Verification / Alternative check:
We can confirm the logic by noting that there are 5 choices for the first digit, 4 choices for the second digit and 3 choices for the third digit, since we cannot reuse digits. After choosing these three, the last digit 2 is fixed. Multiplying 5 * 4 * 3 equals 60, which matches the permutation calculation and confirms the result.

Why Other Options Are Wrong:
Values such as 59, 61 and 64 do not match the clean product 5 * 4 * 3. They may arise from small arithmetic errors or an incorrect assumption that there are more or fewer valid last digits.
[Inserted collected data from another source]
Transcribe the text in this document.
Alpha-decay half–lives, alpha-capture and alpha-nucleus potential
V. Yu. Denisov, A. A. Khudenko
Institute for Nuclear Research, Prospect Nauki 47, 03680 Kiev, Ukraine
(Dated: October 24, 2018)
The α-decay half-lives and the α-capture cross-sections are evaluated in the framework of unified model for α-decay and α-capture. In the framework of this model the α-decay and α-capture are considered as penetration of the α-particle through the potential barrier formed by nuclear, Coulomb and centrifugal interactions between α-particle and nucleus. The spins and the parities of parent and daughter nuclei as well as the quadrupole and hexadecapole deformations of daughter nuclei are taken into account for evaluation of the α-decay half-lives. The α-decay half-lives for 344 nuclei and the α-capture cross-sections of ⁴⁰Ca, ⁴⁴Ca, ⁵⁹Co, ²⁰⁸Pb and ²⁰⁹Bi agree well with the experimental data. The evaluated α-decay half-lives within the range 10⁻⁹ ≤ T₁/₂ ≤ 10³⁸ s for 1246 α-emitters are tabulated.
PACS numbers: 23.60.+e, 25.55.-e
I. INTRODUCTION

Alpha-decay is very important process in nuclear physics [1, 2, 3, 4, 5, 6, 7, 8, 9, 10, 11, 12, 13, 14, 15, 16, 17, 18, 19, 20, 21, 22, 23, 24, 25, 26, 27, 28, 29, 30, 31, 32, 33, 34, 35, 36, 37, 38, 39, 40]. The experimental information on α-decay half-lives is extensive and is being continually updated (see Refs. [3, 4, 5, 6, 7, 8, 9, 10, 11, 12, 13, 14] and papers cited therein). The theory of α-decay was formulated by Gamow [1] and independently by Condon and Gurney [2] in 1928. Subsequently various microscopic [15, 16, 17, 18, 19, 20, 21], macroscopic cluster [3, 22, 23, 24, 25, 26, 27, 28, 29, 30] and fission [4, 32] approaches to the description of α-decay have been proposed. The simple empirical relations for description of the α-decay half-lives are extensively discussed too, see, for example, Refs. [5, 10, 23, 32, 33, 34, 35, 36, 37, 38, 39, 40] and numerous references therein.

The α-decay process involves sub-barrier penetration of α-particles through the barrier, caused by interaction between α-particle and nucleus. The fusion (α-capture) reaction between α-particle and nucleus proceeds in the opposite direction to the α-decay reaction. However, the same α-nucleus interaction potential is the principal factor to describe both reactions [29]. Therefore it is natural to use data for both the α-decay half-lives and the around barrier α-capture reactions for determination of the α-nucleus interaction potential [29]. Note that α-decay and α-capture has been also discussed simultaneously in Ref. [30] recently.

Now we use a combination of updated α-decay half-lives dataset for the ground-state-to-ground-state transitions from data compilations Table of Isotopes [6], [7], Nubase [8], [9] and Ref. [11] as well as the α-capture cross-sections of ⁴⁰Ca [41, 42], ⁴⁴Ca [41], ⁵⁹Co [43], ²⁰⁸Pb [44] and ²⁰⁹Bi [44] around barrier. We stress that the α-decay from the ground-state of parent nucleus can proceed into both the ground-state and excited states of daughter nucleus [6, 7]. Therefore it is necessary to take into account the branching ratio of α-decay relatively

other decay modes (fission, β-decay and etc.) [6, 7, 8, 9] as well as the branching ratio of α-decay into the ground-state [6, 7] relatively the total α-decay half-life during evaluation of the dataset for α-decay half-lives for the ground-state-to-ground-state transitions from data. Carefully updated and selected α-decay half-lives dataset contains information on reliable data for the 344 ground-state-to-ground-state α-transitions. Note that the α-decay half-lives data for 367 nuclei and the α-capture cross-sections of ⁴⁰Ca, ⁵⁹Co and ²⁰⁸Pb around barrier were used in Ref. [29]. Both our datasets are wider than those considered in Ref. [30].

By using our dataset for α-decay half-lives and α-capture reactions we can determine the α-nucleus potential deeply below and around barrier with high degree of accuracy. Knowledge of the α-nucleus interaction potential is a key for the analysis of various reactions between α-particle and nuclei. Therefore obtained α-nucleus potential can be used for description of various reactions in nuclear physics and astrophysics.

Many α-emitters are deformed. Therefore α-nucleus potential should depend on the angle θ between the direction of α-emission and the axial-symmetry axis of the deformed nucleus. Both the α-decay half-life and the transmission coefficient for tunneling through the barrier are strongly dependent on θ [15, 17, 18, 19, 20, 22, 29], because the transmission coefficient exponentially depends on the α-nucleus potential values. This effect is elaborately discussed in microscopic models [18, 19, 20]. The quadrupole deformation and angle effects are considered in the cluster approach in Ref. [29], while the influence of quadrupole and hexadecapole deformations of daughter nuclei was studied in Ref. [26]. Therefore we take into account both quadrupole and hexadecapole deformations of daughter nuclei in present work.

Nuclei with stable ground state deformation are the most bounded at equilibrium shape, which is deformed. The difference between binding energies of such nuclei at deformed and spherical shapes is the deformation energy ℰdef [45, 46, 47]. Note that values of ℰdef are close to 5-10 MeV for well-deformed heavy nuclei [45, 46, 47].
The value 48 would result from incorrectly treating the problem as permutations of only 4 digits from 5 without accounting properly for the fixed units digit or omitting some choices.

Common Pitfalls:
A common mistake is to assume that more than one digit in the set is even or to forget that only the last digit determines evenness. Another frequent error is to treat the first digit differently for fear of a leading zero, but zero is not present in the digits, so there is no restriction beyond non repetition. Correctly fixing the last digit as 2 and then permuting the remaining digits avoids these pitfalls.

Final Answer:
There are 60 distinct 4 digit even numbers that can be formed under the given conditions.